Partiamo dal titolo del suo libro. Quello della legalità non è un concetto un po’ troppo astratto per i bambini?
«Niente affatto. In primo luogo perché hanno un naturale senso della giustizia. Lo si vede da come reagiscono se, per esempio, un compagno non rispetta le regole di un gioco o quando vengono sgridati per una marachella che non hanno commesso. E poi perché la legalità non consiste soltanto nel non commettere reati. È una vera e propria cultura, uno stile, che va appreso proprio dall’infanzia, a partire dai piccoli gesti quotidiani. E dall’esempio dei genitori, degli educatori, degli insegnanti».
Nessuna mamma e nessun papà responsabile, però, insegna ai figli a rubare oppure a infrangere il Codice della strada…
«Non basta. Se, per esempio, di fronte all’ennesimo brutto voto il genitore dice: “Non preoccuparti, parlo io con l’insegnante” trasmette al figlio la convinzione che, per “farcela”, nella vita è lecito chiedere dei favori, trovare delle corsie preferenziali. Così valori e principi, come quello della meritocrazia, saltano. I genitori oggi, bisogna riconoscerlo, sono chiamati a un compito che, per come è cambiata la nostra società, è diventato davvero molto difficile: insegnare a distinguere quello che è giusto da quello che è sbagliato perché va contro agli interessi di tutti».
Ma mentre i grandi discutono di temi importanti e decidono cosa è lecito e cosa non lo è, i bambini osservano e giudicano gli errori, le bugie, l’incoerenza e la mediocrità di molti adulti.
«È vero. Da qui l’attenzione a come ci comportiamo: pretendendo lo scontrino ogni volta che facciamo una spesa, non superando i limiti di velocità in auto e così via. Ma anche i piccoli hanno dei doveri. Le faccio un esempio. Non serve a niente avere un preside efficiente e degli insegnanti preparati se gli allievi di una scuola non fanno la loro parte con lo studio, l’attenzione, la curiosità. Lo stesso accade nella società. Se la comunità non collabora, rispettando le leggi e le regole, anche quelle che sembrano più insignificanti, e segnalando i comportamenti illeciti e pericolosi alle Forze dell’ordine, il lavoro di Polizia e Carabinieri è inutile.
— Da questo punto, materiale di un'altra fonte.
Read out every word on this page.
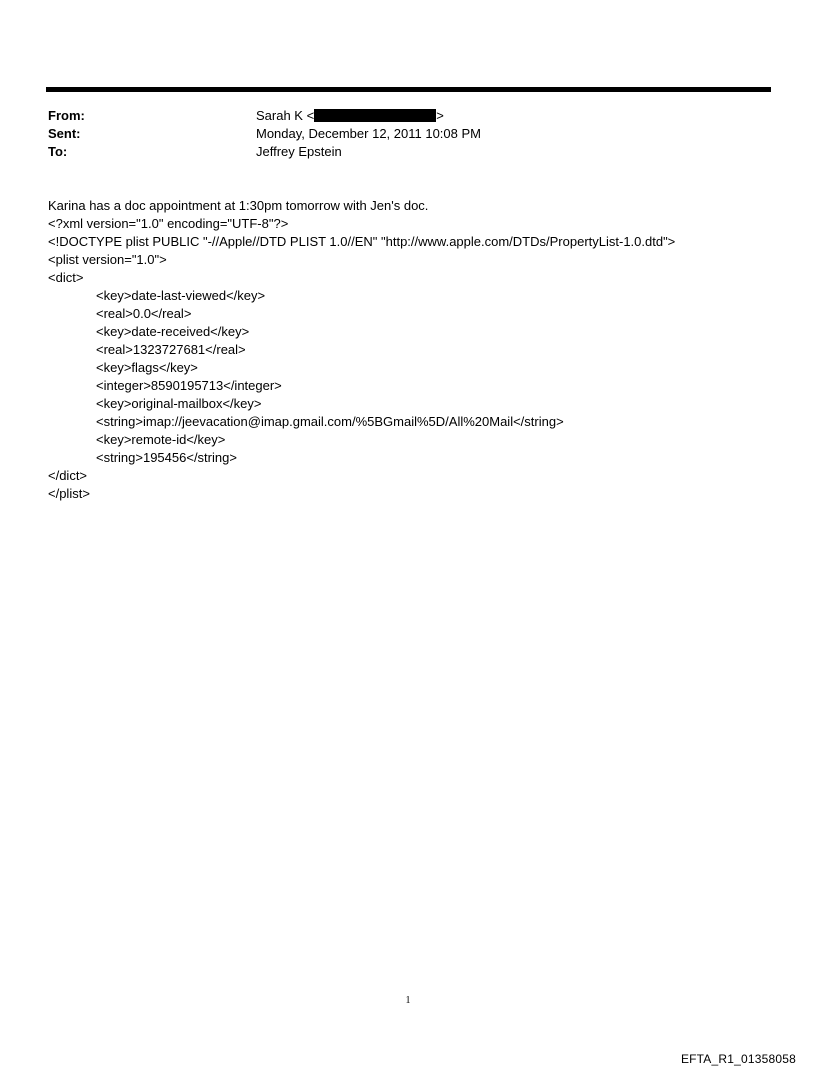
From:	Sarah K <	>
Sent:	Monday, December 12, 2011 10:08 PM
To:	Jeffrey Epstein
Karina has a doc appointment at 1:30pm tomorrow with Jen's doc.
<?xml version="1.0" encoding="UTF-8"?>
<!DOCTYPE plist PUBLIC "-//Apple//DTD PLIST 1.0//EN" "http://www.apple.com/DTDs/PropertyList-1.0.dtd">
<plist version="1.0">
<dict>
<key>date-last-viewed</key>
<real>0.0</real>
<key>date-received</key>
<real>1323727681</real>
<key>flags</key>
<integer>8590195713</integer>
<key>original-mailbox</key>
<string>imap://jeevacation@imap.gmail.com/%5BGmail%5D/All%20Mail</string>
<key>remote-id</key>
<string>195456</string>
</dict>
</plist>
1
EFTA_R1_01358058
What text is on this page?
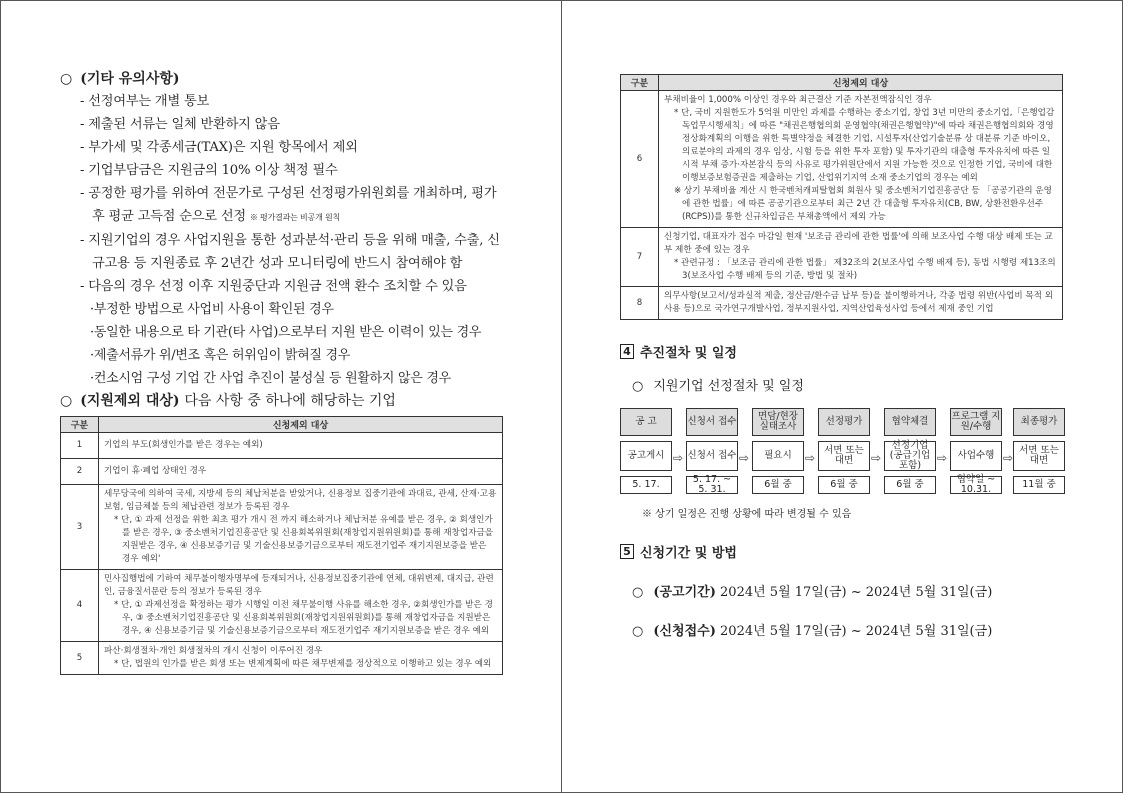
○ (기타 유의사항)
- 선정여부는 개별 통보
- 제출된 서류는 일체 반환하지 않음
- 부가세 및 각종세금(TAX)은 지원 항목에서 제외
- 기업부담금은 지원금의 10% 이상 책정 필수
- 공정한 평가를 위하여 전문가로 구성된 선정평가위원회를 개최하며, 평가 후 평균 고득점 순으로 선정 ※ 평가결과는 비공개 원칙
- 지원기업의 경우 사업지원을 통한 성과분석·관리 등을 위해 매출, 수출, 신규고용 등 지원종료 후 2년간 성과 모니터링에 반드시 참여해야 함
- 다음의 경우 선정 이후 지원중단과 지원금 전액 환수 조치할 수 있음
·부정한 방법으로 사업비 사용이 확인된 경우
·동일한 내용으로 타 기관(타 사업)으로부터 지원 받은 이력이 있는 경우
·제출서류가 위/변조 혹은 허위임이 밝혀질 경우
·컨소시엄 구성 기업 간 사업 추진이 불성실 등 원활하지 않은 경우
○ (지원제외 대상) 다음 사항 중 하나에 해당하는 기업
구분	신청제외 대상
1	기업의 부도(회생인가를 받은 경우는 예외)
2	기업이 휴·폐업 상태인 경우
3	세무당국에 의하여 국세, 지방세 등의 체납처분을 받았거나, 신용정보 집중기관에 과대료, 관세, 산재·고용보험, 임금체불 등의 체납관련 정보가 등록된 경우
* 단, ① 과제 선정을 위한 최초 평가 개시 전 까지 해소하거나 체납처분 유예를 받은 경우, ② 회생인가를 받은 경우, ③ 중소벤처기업진흥공단 및 신용회복위원회(재창업지원위원회)를 통해 재창업자금을 지원받은 경우, ④ 신용보증기금 및 기술신용보증기금으로부터 재도전기업주 재기지원보증을 받은 경우 예외'

4	민사집행법에 기하여 채무불이행자명부에 등재되거나, 신용정보집중기관에 연체, 대위변제, 대지급, 관련인, 금융질서문란 등의 정보가 등록된 경우
* 단, ① 과제선정을 확정하는 평가 시행일 이전 채무불이행 사유를 해소한 경우, ②회생인가를 받은 경우, ③ 중소벤처기업진흥공단 및 신용회복위원회(재창업지원위원회)를 통해 재창업자금을 지원받은 경우, ④ 신용보증기금 및 기술신용보증기금으로부터 재도전기업주 재기지원보증을 받은 경우 예외

5	파산·회생절차·개인 회생절차의 개시 신청이 이루어진 경우
* 단, 법원의 인가를 받은 회생 또는 변제계획에 따른 채무변제를 정상적으로 이행하고 있는 경우 예외
구분	신청제외 대상
6	부채비율이 1,000% 이상인 경우와 최근결산 기준 자본전액잠식인 경우
* 단, 국비 지원한도가 5억원 미만인 과제를 수행하는 중소기업, 창업 3년 미만의 중소기업,「은행업감독업무시행세칙」에 따른 "채권은행협의회 운영협약(채권은행협약)"에 따라 채권은행협의회와 경영정상화계획의 이행을 위한 특별약정을 체결한 기업, 시설투자(산업기술분류 상 대분류 기준 바이오,의료분야의 과제의 경우 임상, 시험 등을 위한 투자 포함) 및 투자기관의 대출형 투자유치에 따른 일시적 부채 증가·자본잠식 등의 사유로 평가위원단에서 지원 가능한 것으로 인정한 기업, 국비에 대한 이행보증보험증권을 제출하는 기업, 산업위기지역 소재 중소기업의 경우는 예외
※ 상기 부채비율 계산 시 한국벤처캐피탈협회 회원사 및 중소벤처기업진흥공단 등 「공공기관의 운영에 관한 법률」에 따른 공공기관으로부터 최근 2년 간 대출형 투자유치(CB, BW, 상환전환우선주(RCPS))를 통한 신규차입금은 부채총액에서 제외 가능

7	신청기업, 대표자가 접수 마감일 현재 '보조금 관리에 관한 법률'에 의해 보조사업 수행 대상 배제 또는 교부 제한 중에 있는 경우
* 관련규정 : 「보조금 관리에 관한 법률」 제32조의 2(보조사업 수행 배제 등), 동법 시행령 제13조의3(보조사업 수행 배제 등의 기준, 방법 및 절차)

8	의무사항(보고서/성과실적 제출, 정산금/환수금 납부 등)을 불이행하거나, 각종 법령 위반(사업비 목적 외 사용 등)으로 국가연구개발사업, 정부지원사업, 지역산업육성사업 등에서 제재 중인 기업
4 추진절차 및 일정
○ 지원기업 선정절차 및 일정
공 고
공고게시
5. 17.
⇨
신청서 접수
신청서 접수
5. 17. ~ 5. 31.
⇨
면담/현장 실태조사
필요시
6월 중
⇨
선정평가
서면 또는 대면
6월 중
⇨
협약체결
선정기업 (공급기업 포함)
6월 중
⇨
프로그램 지원/수행
사업수행
협약일 ~ 10.31.
⇨
최종평가
서면 또는 대면
11월 중
※ 상기 일정은 진행 상황에 따라 변경될 수 있음
5 신청기간 및 방법
○ (공고기간) 2024년 5월 17일(금) ~ 2024년 5월 31일(금)
○ (신청접수) 2024년 5월 17일(금) ~ 2024년 5월 31일(금)
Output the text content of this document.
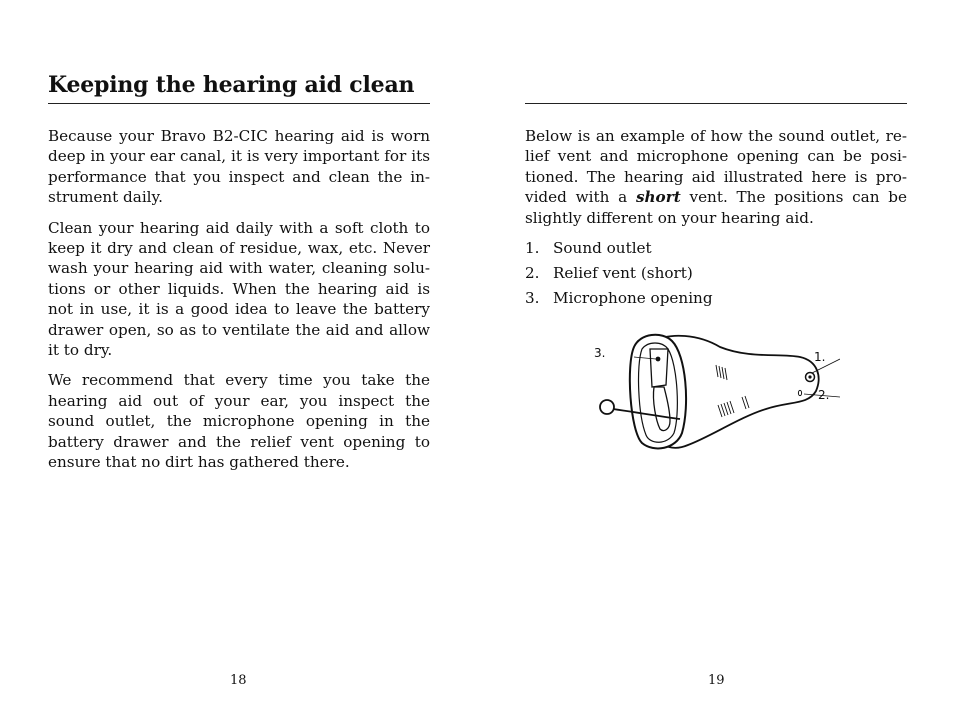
Keeping the hearing aid clean

Because your Bravo B2-CIC hearing aid is worn deep in your ear canal, it is very important for its performance that you inspect and clean the instrument daily.

Clean your hearing aid daily with a soft cloth to keep it dry and clean of residue, wax, etc. Never wash your hearing aid with water, cleaning solutions or other liquids. When the hearing aid is not in use, it is a good idea to leave the battery drawer open, so as to ventilate the aid and allow it to dry.

We recommend that every time you take the hearing aid out of your ear, you inspect the sound outlet, the microphone opening in the battery drawer and the relief vent opening to ensure that no dirt has gathered there.

18

Below is an example of how the sound outlet, relief vent and microphone opening can be positioned. The hearing aid illustrated here is provided with a short vent. The positions can be slightly different on your hearing aid.

1. Sound outlet
2. Relief vent (short)
3. Microphone opening
3.	1.
2.
19
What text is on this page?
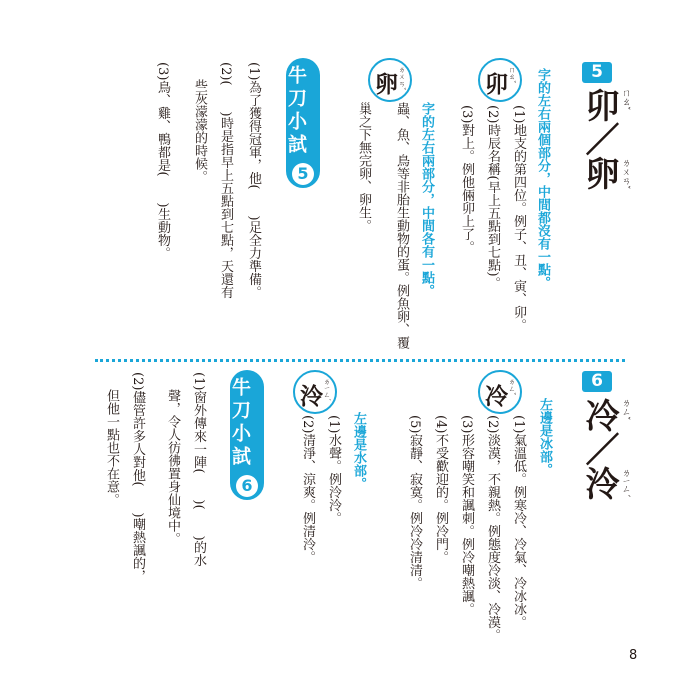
5
卯／卵
ㄇㄠˇ
ㄌㄨㄢˇ
卯 ㄇㄠˇ 字的左右兩個部分，中間都沒有一點。
(1)地支的第四位。例子、丑、寅、卯。
(2)時辰名稱(早上五點到七點)。
(3)對上。例他倆卯上了。
卵 ㄌㄨㄢˇ
字的左右兩部分，中間各有一點。
蟲、魚、鳥等非胎生動物的蛋。例魚卵、覆
巢之下無完卵、卵生。
牛刀小試
5
(1)為了獲得冠軍，他(　　)足全力準備。
(2)(　　)時是指早上五點到七點，天還有
　 些灰濛濛的時候。
(3)鳥、雞、鴨都是(　　)生動物。
6
冷／泠
ㄌㄥˇ
ㄌㄧㄥˊ
冷 ㄌㄥˇ
左邊是冰部。
(1)氣溫低。例寒冷、冷氣、冷冰冰。
(2)淡漠，不親熱。例態度冷淡、冷漠。
(3)形容嘲笑和諷刺。例冷嘲熱諷。
(4)不受歡迎的。例冷門。
(5)寂靜、寂寞。例冷冷清清。
泠 ㄌㄧㄥˊ
左邊是水部。
(1)水聲。例泠泠。
(2)清淨、涼爽。例清泠。
牛刀小試
6
(1)窗外傳來一陣(　　)(　　)的水
　 聲，令人彷彿置身仙境中。
(2)儘管許多人對他(　　)嘲熱諷的，
　 但他一點也不在意。
8
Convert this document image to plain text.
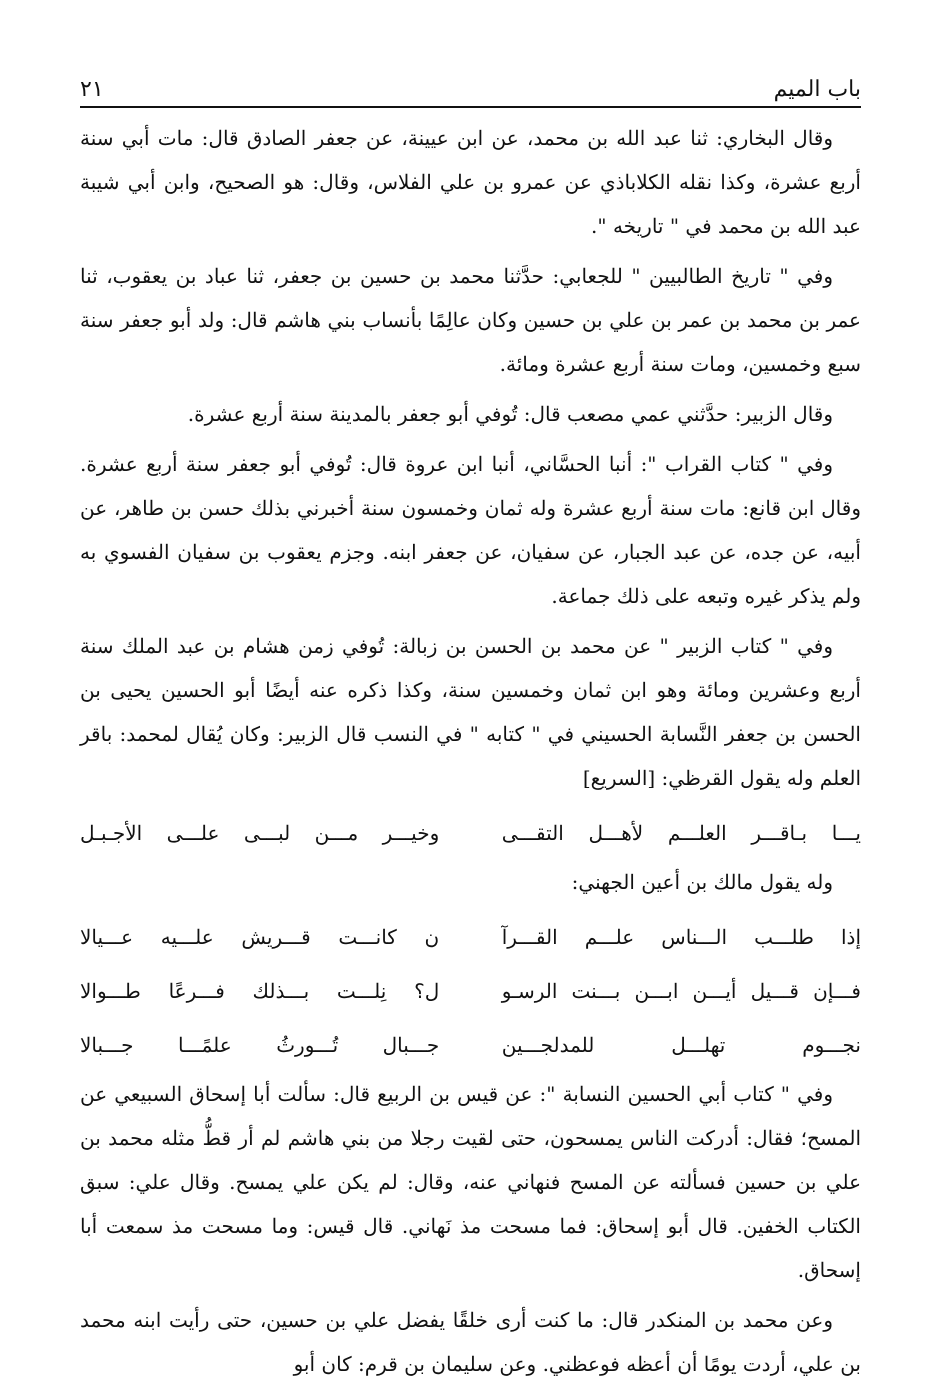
٢١	باب الميم

وقال البخاري: ثنا عبد الله بن محمد، عن ابن عيينة، عن جعفر الصادق قال: مات أبي سنة أربع عشرة، وكذا نقله الكلاباذي عن عمرو بن علي الفلاس، وقال: هو الصحيح، وابن أبي شيبة عبد الله بن محمد في " تاريخه ".

وفي " تاريخ الطالبيين " للجعابي: حدَّثنا محمد بن حسين بن جعفر، ثنا عباد بن يعقوب، ثنا عمر بن محمد بن عمر بن علي بن حسين وكان عالِمًا بأنساب بني هاشم قال: ولد أبو جعفر سنة سبع وخمسين، ومات سنة أربع عشرة ومائة.

وقال الزبير: حدَّثني عمي مصعب قال: تُوفي أبو جعفر بالمدينة سنة أربع عشرة.

وفي " كتاب القراب ": أنبا الحسَّاني، أنبا ابن عروة قال: تُوفي أبو جعفر سنة أربع عشرة. وقال ابن قانع: مات سنة أربع عشرة وله ثمان وخمسون سنة أخبرني بذلك حسن بن طاهر، عن أبيه، عن جده، عن عبد الجبار، عن سفيان، عن جعفر ابنه. وجزم يعقوب بن سفيان الفسوي به ولم يذكر غيره وتبعه على ذلك جماعة.

وفي " كتاب الزبير " عن محمد بن الحسن بن زبالة: تُوفي زمن هشام بن عبد الملك سنة أربع وعشرين ومائة وهو ابن ثمان وخمسين سنة، وكذا ذكره عنه أيضًا أبو الحسين يحيى بن الحسن بن جعفر النَّسابة الحسيني في " كتابه " في النسب قال الزبير: وكان يُقال لمحمد: باقر العلم وله يقول القرظي: [السريع]

يـــا بـاقـــر العلـــم لأهـــل التقـــى
وخيـــر مـــن لبـــى علـــى الأجـبـل

وله يقول مالك بن أعين الجهني:

إذا طلـــب الـــناس علـــم القـــرآ
ن كانـــت قـــريش علـــيه عـــيالا
فـــإن قـــيل أيـــن ابـــن بـــنت الرسـو
ل؟ نِلـــت بـــذلك فـــرعًا طـــوالا
نجـــوم تهلـــل للمدلجـــين
جـــبال تُـــورثُ علمًـــا جـــبالا

وفي " كتاب أبي الحسين النسابة ": عن قيس بن الربيع قال: سألت أبا إسحاق السبيعي عن المسح؛ فقال: أدركت الناس يمسحون، حتى لقيت رجلا من بني هاشم لم أر قطُّ مثله محمد بن علي بن حسين فسألته عن المسح فنهاني عنه، وقال: لم يكن علي يمسح. وقال علي: سبق الكتاب الخفين. قال أبو إسحاق: فما مسحت مذ نَهاني. قال قيس: وما مسحت مذ سمعت أبا إسحاق.

وعن محمد بن المنكدر قال: ما كنت أرى خلقًا يفضل علي بن حسين، حتى رأيت ابنه محمد بن علي، أردت يومًا أن أعظه فوعظني. وعن سليمان بن قرم: كان أبو
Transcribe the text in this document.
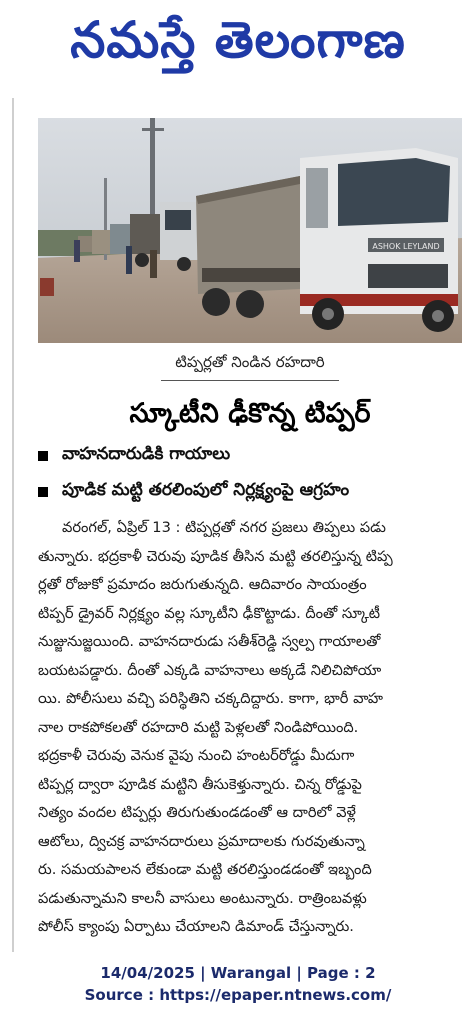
నమస్తే తెలంగాణ
ASHOK LEYLAND
టిప్పర్లతో నిండిన రహదారి
స్కూటీని ఢీకొన్న టిప్పర్
వాహనదారుడికి గాయాలు
పూడిక మట్టి తరలింపులో నిర్లక్ష్యంపై ఆగ్రహం
వరంగల్, ఏప్రిల్ 13 : టిప్పర్లతో నగర ప్రజలు తిప్పలు పడు
తున్నారు. భద్రకాళీ చెరువు పూడిక తీసిన మట్టి తరలిస్తున్న టిప్ప
ర్లతో రోజుకో ప్రమాదం జరుగుతున్నది. ఆదివారం సాయంత్రం
టిప్పర్ డ్రైవర్ నిర్లక్ష్యం వల్ల స్కూటీని ఢీకొట్టాడు. దీంతో స్కూటీ
నుజ్జునుజ్జయింది. వాహనదారుడు సతీశ్‌రెడ్డి స్వల్ప గాయాలతో
బయటపడ్డారు. దీంతో ఎక్కడి వాహనాలు అక్కడే నిలిచిపోయా
యి. పోలీసులు వచ్చి పరిస్థితిని చక్కదిద్దారు. కాగా, భారీ వాహ
నాల రాకపోకలతో రహదారి మట్టి పెళ్లలతో నిండిపోయింది.
భద్రకాళీ చెరువు వెనుక వైపు నుంచి హంటర్‌రోడ్డు మీదుగా
టిప్పర్ల ద్వారా పూడిక మట్టిని తీసుకెళ్తున్నారు. చిన్న రోడ్డుపై
నిత్యం వందల టిప్పర్లు తిరుగుతుండడంతో ఆ దారిలో వెళ్లే
ఆటోలు, ద్విచక్ర వాహనదారులు ప్రమాదాలకు గురవుతున్నా
రు. సమయపాలన లేకుండా మట్టి తరలిస్తుండడంతో ఇబ్బంది
పడుతున్నామని కాలనీ వాసులు అంటున్నారు. రాత్రింబవళ్లు
పోలీస్ క్యాంపు ఏర్పాటు చేయాలని డిమాండ్ చేస్తున్నారు.
14/04/2025 | Warangal | Page : 2
Source : https://epaper.ntnews.com/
Ogni cittadino, anche un bambino di 9 anni nel suo piccolo, può fare la sua parte».
Ma non è facile interessare i bambini di oggi all’importanza dei doveri, alla collaborazione, alla giustizia, non crede?
«No. Ogni volta che sono andato in una scuola per parlare di legalità mi son trovato di fronte a platee attentissime, silenziose, che alla fine dell’incontro mi sommergevano di domande e interventi restando seduti ben oltre il suono della campanella. Anche a Palermo, dove sono stato Prefetto, benché io temessi di essere contestato proprio perché la quotidianità di quei ragazzini era, purtroppo, permeata da un altro tipo di cultura. Invece no. Questo mi conferma che i giovani vogliono saperne di più. E noi adulti abbiamo il compito di dare le risposte giuste, con le parole e con i fatti. Ricordiamoci che la mafia, come ogni tipo di illegalità, non si sconfigge con i militari, ma con una nuova mentalità».
Proprio a Palermo, sotto l’albero in memoria di Giovanni Falcone, c’è uno striscione con la scritta: «Giovanni e Paolo camminano sulle nostre gambe». È importante parlare ai piccoli di storie come questa?
«Io, che ho avuto l’onore di conoscere Giovanni Falcone e Paolo Borsellino, vedo quanto il loro ricordo abbia stimolato e continui a stimolare le coscienze. La loro morte non sarà stata vana se sapremo trasmettere ai bambini l’eredità di impegno civile, onestà e legalità che ci hanno lasciato questi due grandi magistrati uccisi dalla mafia. È la scommessa più importante per il futuro, perché coltivando, fin da giovani, una sana cultura della legalità, si diventa adulti responsabili. E tanti adulti responsabili rendono il nostro Paese un posto migliore in cui vivere».